Jusqu’au 25 mai, des médecins togolais et français mènent au Centre hospitalier préfectoral de Blitta une campagne chirurgicale dédiée aux pathologies gynécologiques lourdes, avec un important volet de transfert de compétences médicales.
Au Centre hospitalier préfectoral de Blitta, l’activité opératoire s’intensifie autour d’une mission médicale conduite par l’ONG française Humani Terra International.
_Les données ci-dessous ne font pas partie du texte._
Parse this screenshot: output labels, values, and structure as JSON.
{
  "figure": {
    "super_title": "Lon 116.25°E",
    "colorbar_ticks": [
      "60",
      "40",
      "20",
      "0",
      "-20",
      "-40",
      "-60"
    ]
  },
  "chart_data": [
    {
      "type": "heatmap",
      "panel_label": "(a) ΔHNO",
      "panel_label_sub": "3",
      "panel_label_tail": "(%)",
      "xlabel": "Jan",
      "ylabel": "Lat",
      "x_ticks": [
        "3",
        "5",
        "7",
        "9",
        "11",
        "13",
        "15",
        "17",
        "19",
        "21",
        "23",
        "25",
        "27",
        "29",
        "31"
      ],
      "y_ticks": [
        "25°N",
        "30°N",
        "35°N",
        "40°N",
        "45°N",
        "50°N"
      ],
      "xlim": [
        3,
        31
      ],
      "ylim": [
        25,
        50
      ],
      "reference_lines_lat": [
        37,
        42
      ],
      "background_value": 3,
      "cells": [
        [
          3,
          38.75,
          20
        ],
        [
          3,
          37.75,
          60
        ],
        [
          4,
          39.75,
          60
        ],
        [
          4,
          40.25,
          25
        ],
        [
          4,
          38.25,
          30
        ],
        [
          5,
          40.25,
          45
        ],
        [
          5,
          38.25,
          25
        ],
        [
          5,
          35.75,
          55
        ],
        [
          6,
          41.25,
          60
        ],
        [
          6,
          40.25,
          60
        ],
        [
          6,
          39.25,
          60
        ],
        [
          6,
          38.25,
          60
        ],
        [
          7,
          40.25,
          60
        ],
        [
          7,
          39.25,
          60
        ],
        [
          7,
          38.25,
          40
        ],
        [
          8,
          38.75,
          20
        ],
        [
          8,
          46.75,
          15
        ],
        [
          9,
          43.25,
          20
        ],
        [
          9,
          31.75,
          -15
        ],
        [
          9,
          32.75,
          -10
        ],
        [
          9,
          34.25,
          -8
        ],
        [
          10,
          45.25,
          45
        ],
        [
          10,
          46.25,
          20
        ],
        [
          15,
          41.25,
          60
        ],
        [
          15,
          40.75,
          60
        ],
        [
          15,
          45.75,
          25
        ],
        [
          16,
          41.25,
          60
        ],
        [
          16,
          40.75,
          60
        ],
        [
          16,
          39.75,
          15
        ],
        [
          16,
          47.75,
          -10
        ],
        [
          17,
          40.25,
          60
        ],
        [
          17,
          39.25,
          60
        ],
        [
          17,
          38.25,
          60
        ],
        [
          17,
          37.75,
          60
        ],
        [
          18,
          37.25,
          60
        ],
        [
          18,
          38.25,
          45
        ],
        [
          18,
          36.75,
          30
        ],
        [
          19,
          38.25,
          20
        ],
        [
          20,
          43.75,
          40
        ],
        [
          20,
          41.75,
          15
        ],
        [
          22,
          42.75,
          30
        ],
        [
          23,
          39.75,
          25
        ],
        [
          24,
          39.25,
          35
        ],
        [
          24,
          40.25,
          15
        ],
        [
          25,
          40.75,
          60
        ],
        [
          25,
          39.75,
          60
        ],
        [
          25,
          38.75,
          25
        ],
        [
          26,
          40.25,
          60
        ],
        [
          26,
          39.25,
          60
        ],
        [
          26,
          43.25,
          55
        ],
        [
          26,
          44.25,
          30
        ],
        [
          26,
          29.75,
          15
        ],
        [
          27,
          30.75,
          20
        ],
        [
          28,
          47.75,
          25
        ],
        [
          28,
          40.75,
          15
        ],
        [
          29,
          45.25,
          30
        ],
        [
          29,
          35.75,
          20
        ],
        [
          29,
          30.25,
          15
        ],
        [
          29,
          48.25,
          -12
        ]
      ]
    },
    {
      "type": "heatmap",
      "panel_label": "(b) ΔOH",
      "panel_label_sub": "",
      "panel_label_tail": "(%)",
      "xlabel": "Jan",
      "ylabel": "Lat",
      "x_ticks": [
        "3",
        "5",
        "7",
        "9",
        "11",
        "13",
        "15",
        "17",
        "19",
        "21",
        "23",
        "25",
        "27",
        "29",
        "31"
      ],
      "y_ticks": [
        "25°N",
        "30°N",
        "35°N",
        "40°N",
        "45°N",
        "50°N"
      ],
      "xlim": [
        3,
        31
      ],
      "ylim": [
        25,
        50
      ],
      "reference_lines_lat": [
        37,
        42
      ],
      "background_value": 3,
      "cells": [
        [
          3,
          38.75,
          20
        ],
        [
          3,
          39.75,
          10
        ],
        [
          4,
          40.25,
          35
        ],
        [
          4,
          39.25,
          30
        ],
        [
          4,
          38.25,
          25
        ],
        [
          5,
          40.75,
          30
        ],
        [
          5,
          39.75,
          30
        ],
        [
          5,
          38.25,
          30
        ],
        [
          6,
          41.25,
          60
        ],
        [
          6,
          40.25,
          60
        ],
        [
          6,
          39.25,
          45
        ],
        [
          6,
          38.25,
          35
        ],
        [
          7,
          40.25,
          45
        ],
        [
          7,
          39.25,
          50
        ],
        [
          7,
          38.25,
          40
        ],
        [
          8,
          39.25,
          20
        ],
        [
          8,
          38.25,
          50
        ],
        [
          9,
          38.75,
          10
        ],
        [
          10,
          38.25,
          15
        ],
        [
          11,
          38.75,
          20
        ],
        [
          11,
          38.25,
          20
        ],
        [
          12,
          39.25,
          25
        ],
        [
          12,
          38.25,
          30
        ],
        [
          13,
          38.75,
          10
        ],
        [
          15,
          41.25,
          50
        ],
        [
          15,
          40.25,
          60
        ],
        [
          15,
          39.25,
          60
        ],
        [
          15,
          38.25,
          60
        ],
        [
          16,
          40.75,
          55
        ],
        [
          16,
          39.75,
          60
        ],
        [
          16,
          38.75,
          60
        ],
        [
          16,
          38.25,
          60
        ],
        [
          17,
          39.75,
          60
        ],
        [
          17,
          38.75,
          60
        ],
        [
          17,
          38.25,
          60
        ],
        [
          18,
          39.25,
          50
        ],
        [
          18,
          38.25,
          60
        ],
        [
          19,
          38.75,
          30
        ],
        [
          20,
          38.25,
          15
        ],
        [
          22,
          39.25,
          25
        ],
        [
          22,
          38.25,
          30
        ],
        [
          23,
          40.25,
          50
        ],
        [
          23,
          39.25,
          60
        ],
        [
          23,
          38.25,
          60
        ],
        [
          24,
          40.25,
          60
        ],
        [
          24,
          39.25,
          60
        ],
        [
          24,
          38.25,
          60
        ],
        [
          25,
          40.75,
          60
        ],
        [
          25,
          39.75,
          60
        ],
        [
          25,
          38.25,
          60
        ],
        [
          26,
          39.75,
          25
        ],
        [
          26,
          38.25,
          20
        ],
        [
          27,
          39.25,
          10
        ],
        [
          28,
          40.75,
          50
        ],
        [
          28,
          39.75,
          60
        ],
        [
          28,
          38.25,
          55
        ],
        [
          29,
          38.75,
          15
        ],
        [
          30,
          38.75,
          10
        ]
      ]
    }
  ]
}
Depuis plusieurs jours, des équipes togolaises et françaises y prennent en charge des femmes souffrant de pathologies gynécologiques complexes, souvent responsables de lourdes complications sanitaires et sociales.
La mission, qui se poursuit jusqu’au 25 mai, cible notamment les prolapsus génitaux, les fistules uro-génitales ainsi que certaines séquelles obstétricales nécessitant des interventions chirurgicales spécialisées.
Des pathologies encore fortement sous-traitées en Afrique subsaharienne
Dans de nombreuses régions africaines, les fistules obstétricales et certaines affections gynécologiques restent insuffisamment prises en charge, faute d’accès régulier à des chirurgies spécialisées et à des plateaux techniques adaptés.
Ces pathologies, souvent liées à des complications d’accouchement ou à des fragilités du suivi médical, entraînent des conséquences physiques mais aussi psychologiques et sociales pour les patientes concernées.
À Blitta, l’objectif affiché par les équipes médicales est donc double : traiter les cas les plus lourds tout en améliorant durablement les capacités locales de prise en charge.
Former pour réduire la dépendance médicale
Au-delà des opérations chirurgicales, la mission comporte un important volet de formation destiné au personnel médical togolais.
Les équipes du CHP bénéficient notamment d’un accompagnement sur l’échographie diagnostique et les techniques de chirurgie gynécologique par voie basse, considérées comme moins invasives et permettant des récupérations postopératoires plus rapides.
Cette logique de transfert de compétences apparaît désormais centrale dans les missions médicales internationales, qui cherchent de plus en plus à renforcer l’autonomie des structures hospitalières locales plutôt qu’à intervenir uniquement dans l’urgence.
Une coopération médicale installée dans la durée
Présente régulièrement au Togo et dans plusieurs pays africains, Humani Terra Internationaldéveloppe depuis plusieurs années des missions associant chirurgie spécialisée, appui technique et formation hospitalière.
À travers ce type d’intervention, les ONG médicales internationales contribuent également au renforcement progressif des systèmes de santé locaux, dans un contexte où l’amélioration de la santé maternelle demeure un enjeu majeur de santé publique en Afrique subsaharienne.